In depth
There has been much debate over the years about issuing shares that have not yet been paid for and this has left companies and investors grappling with inefficiencies and uncertainty. The debate centred on whether shares should be held in formal trusts registered with the office of the Master of the High Court or through a more pragmatic mechanism. A question that undermined confidence and efficiencies in share transactions. New legal amendments resolve this issue by establishing a clear, streamlined framework that promises greater efficiency and security for deferred share issue arrangements.
The Companies Amendment Act No. 16 of 2024 ("Companies Act Amendments") has finally provided certainty and settled an academic debate regarding the regime that will apply to an issue of shares for deferred consideration in terms of Section 40(5) of the Companies Act No. 71 of 2008, as amended ("Companies Act").
General principles regarding the issuing shares
The base principle governing the issue of shares by a South African company is that shares must be issued for adequate consideration and be fully paid up. The discretion remains for the board to determine what constitutes adequate consideration and shareholders are protected from value dilution where, in certain instances, they are required to approve an issue of shares by a 75% approval (namely, where shares are issued to directors and related persons of the company; or where the shares being issued are equal to or exceed 30% of the voting power of the total shares held by shareholders immediately before the transaction). However, there may be various circumstances where the shares being subscribed for cannot be fully paid up on the issue date and to address legacy challenges created by the Companies Act No. 61 of 1973 ("Old Companies Act"), the Companies Act provides an alternative mechanism in terms of which shares can be issued for deferred consideration (in cash or in kind).
If you are the founder of a start-up, an investor with illiquid assets, any party whose circumstances prevent or discourage full payment for shares on the issue date, or if the transaction's most efficient structure requires that shares cannot be fully paid up as at the issue date, section 40(5) of the Companies Act offers a solution. It allows shares to be issued in exchange for an instrument of future value or an agreement to provide future services, benefits or payments. Under these conditions, the company may issue the shares to the subscriber and immediately transfer them to an independent third party to be held in trust until the entire consideration is paid according to a trust agreement. The Companies Act does not define "in trust", so the term is interpreted in its ordinary sense.

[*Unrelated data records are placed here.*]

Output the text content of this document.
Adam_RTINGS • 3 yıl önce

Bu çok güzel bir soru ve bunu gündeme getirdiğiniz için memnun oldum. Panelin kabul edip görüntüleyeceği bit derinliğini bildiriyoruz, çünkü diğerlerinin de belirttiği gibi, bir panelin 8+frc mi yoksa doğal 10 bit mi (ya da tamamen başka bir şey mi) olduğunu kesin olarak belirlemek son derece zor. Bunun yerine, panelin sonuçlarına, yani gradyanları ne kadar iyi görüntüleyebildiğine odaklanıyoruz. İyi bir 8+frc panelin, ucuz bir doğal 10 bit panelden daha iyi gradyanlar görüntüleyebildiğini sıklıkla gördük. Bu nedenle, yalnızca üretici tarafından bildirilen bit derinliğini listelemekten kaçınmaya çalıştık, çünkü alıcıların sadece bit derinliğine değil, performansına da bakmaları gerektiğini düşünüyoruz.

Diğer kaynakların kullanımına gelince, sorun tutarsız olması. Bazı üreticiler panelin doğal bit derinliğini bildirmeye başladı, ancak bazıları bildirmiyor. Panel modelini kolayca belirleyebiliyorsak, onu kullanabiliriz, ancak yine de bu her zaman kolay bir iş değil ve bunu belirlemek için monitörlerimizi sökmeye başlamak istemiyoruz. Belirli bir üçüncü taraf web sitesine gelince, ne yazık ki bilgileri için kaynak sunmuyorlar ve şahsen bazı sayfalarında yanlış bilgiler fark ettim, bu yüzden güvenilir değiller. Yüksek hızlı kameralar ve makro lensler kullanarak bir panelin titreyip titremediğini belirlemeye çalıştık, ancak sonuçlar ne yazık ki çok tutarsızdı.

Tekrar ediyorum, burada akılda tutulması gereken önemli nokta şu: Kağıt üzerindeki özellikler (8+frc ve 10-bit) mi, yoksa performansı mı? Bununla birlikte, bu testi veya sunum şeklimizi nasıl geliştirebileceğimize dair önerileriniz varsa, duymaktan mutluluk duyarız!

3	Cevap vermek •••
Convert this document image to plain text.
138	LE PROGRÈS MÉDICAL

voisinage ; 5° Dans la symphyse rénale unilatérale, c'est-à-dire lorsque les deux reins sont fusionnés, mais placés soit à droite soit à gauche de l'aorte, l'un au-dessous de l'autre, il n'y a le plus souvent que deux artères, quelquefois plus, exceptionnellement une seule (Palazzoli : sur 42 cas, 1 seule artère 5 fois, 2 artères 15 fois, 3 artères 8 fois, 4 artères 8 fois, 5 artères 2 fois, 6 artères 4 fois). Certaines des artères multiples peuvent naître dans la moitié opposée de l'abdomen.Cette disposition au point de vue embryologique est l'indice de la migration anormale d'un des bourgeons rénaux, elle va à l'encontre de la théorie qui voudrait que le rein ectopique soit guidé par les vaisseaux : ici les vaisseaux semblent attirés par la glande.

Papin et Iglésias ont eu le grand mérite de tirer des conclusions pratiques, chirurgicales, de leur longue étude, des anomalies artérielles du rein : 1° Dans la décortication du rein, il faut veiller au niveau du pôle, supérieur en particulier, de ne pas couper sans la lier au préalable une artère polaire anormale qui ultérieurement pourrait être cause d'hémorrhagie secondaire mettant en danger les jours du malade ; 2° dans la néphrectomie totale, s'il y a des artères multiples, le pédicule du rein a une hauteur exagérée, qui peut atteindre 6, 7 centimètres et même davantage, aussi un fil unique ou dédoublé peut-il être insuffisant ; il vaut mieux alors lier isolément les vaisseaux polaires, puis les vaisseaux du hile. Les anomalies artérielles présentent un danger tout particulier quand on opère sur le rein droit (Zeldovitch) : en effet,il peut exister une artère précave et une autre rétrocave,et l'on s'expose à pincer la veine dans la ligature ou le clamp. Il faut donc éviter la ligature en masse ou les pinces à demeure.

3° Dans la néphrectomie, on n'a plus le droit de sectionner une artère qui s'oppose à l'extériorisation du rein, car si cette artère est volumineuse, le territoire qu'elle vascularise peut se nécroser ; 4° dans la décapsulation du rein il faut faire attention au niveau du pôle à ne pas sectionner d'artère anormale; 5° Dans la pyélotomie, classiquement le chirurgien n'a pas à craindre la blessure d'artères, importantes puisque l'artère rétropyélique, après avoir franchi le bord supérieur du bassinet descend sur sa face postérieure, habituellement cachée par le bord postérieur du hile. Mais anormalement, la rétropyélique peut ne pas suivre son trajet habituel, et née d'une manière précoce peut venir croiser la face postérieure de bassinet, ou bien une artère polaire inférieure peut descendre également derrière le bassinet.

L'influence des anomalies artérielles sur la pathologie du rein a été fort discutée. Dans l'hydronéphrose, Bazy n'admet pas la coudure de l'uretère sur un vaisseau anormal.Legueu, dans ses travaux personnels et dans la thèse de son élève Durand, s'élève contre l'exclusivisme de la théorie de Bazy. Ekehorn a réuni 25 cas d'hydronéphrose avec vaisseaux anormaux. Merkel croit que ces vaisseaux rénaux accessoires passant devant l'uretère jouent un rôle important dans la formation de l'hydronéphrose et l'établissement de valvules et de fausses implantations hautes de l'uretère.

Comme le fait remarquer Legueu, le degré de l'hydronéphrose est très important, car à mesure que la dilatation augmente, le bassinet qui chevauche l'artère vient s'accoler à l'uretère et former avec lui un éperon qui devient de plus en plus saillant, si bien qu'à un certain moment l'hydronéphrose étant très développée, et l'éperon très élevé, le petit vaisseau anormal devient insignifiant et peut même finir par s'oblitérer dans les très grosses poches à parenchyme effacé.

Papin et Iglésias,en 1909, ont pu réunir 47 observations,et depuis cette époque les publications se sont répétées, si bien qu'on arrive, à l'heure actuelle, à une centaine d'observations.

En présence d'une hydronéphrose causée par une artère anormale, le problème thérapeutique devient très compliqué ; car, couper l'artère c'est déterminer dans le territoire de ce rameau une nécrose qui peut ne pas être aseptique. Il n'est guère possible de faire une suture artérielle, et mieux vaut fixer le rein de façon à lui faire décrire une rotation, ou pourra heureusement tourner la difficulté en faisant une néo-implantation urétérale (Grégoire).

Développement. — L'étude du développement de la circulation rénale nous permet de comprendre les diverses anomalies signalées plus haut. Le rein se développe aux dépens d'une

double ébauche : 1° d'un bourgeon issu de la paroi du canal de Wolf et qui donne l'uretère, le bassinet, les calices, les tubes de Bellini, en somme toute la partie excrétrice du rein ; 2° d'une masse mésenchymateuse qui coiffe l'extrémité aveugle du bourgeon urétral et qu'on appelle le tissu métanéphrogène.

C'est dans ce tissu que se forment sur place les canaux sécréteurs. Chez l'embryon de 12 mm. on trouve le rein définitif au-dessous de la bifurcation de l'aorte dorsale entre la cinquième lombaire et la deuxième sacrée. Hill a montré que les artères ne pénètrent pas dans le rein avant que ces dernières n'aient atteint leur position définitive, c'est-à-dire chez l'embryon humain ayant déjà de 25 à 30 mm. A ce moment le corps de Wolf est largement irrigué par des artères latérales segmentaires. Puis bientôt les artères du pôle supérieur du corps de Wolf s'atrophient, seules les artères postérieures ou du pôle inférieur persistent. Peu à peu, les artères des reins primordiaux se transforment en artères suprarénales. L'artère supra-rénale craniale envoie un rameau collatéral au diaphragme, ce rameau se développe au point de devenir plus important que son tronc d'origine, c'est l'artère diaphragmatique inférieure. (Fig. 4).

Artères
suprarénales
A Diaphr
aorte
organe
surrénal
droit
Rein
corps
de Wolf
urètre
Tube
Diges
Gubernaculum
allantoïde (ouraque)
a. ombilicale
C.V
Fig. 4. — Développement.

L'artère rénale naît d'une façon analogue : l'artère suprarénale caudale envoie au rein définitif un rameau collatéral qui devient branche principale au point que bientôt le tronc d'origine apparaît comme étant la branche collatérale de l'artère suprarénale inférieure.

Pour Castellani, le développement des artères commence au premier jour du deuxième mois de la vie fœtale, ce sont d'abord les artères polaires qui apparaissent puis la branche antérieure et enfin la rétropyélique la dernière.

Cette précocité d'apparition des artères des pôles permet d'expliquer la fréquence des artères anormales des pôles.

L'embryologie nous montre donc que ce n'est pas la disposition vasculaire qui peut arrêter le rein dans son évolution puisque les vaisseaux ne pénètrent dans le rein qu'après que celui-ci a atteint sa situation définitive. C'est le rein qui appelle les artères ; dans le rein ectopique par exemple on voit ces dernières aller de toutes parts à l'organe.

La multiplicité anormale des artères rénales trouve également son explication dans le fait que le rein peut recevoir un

Due to the lack of clarity in the previous legislation as to what was intended by "held in trust", two broad schools of thought developed. A more conservative interpretation required a formal trust, in terms of the Trust Property Control Act No. 57 of 1988, which require a trust deed, the appointment of trustees, and a separate trust agreement. This conservative interpretation introduced significant costs and delays, as the trust had to be registered with the office of the Master of the High Court, and letters of authority needed to be issued to the trustees. Additionally, if a trustee resigned before the shares were fully paid up and transferred to the subscribing party, a new trustee would need to be appointed in order to complete the transaction. By contrast, a more liberal and pragmatic interpretation holds that "held in trust" simply means the shares are kept by an independent third party (through a trusted relationship) under an agreement for non-beneficial custody, pending full payment. This alternative structure requires only a trust agreement and eliminates the need for a formal trust deed and obviating the need for involving the office of the Master of the High Court.
The Companies Act Amendments have now clarified the position aligning with the pragmatic interpretation. The amendments stipulate that the issued shares must now, immediately after issue, be transferred to a stakeholder in terms of a stakeholder agreement. A stakeholder is defined as an independent third party with no interest in the company or the subscribing party who may be an attorney, notary public, or escrow agent. Similarly, a stakeholder agreement is defined as a written agreement between the stakeholder and the company. These changes not only clarify the mechanism required when issuing shares for deferred consideration but substantially increase a company and subscriber's ability to utilise this provision of the Companies Act.
Effects on practice
These changes have now become effective (from 27 December 2024). With renewed certainty as to the intention of the existing provisions in the Companies Act, companies and subscribers can take comfort in adopting the pragmatic approach and utilise this section of the Companies Act with certainty moving forward.